I recommend going to HookTheory and working your way through every song you're familiar with in the "beginner" section. These songs tend to stick to the big four chords (I IV V vi) and once you nail them, you're half-way there for most pop and rock. https://www.hooktheory.com/theorytab/difficulties/beginner

You'll make more progress doing that for an hour a day over a month than you will in five years of theory.

jackkinsella | 6 years ago | on: Improving my productivity as a working programmer (2017)

I found your idea of recording the screen during work very clever and I plan to replicate.

Some things that have worked for me:

— learning to type programming symbols accurately and with confidence. I realized when pair-programming that I lose a ton of time to backtracking due to typos. This is particularly bad when working in interactive code consoles where the poor editing capabilities mean typos are more costly. There are web applications out there like typing.io that help with this.

— keeping a "dumb mistake log" where I write up any silly errors that cost me too much time so I'll know to double check these things next time (e.g. "space instead of tab in Makefile > make tabs appear differently", "wrong file but with same name > keep an eye on the folder in the editor when switching files")

jackkinsella | 6 years ago | on: Too much to learn.
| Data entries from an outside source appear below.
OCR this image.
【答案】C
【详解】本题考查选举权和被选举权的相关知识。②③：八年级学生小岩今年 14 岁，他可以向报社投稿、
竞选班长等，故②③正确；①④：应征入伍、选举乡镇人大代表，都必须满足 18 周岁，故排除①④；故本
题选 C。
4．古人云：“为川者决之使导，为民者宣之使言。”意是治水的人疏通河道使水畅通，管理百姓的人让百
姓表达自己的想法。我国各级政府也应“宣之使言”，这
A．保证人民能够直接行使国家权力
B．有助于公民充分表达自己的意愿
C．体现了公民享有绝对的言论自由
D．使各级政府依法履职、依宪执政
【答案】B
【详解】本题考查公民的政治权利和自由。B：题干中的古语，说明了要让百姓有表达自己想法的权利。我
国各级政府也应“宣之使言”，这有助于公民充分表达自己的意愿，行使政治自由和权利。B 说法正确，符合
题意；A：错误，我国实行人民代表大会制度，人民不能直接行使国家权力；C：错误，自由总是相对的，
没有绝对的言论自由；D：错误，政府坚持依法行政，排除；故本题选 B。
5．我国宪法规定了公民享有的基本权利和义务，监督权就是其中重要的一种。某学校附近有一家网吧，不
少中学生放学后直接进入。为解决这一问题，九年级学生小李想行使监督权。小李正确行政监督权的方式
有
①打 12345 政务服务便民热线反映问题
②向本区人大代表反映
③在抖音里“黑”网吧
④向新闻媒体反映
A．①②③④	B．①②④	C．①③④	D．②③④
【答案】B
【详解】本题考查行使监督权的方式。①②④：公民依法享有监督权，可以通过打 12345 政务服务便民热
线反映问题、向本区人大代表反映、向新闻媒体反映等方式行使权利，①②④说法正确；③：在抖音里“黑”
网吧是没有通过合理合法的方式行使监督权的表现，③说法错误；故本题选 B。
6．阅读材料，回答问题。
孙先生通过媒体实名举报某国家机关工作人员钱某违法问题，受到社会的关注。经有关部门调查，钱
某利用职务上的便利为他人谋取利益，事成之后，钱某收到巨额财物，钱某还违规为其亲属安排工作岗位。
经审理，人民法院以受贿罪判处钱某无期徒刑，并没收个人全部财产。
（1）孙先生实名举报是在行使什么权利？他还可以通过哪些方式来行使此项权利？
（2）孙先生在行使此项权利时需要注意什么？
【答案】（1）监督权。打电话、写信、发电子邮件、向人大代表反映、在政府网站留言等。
Overwhelmed, incompetent, and behind

You'll never learn it all—none of us do. But there are employers out there who are willing to give you a chance to learn on the job, so long as you've nailed the core ideas. I consult in web development, mainly using Ruby and JS, but some clients are happy to hire me in PHP despite my having no experience here. Their assumption—and I think it's a reasonable one—is that my 10yr's experience with web patterns will largely carry over.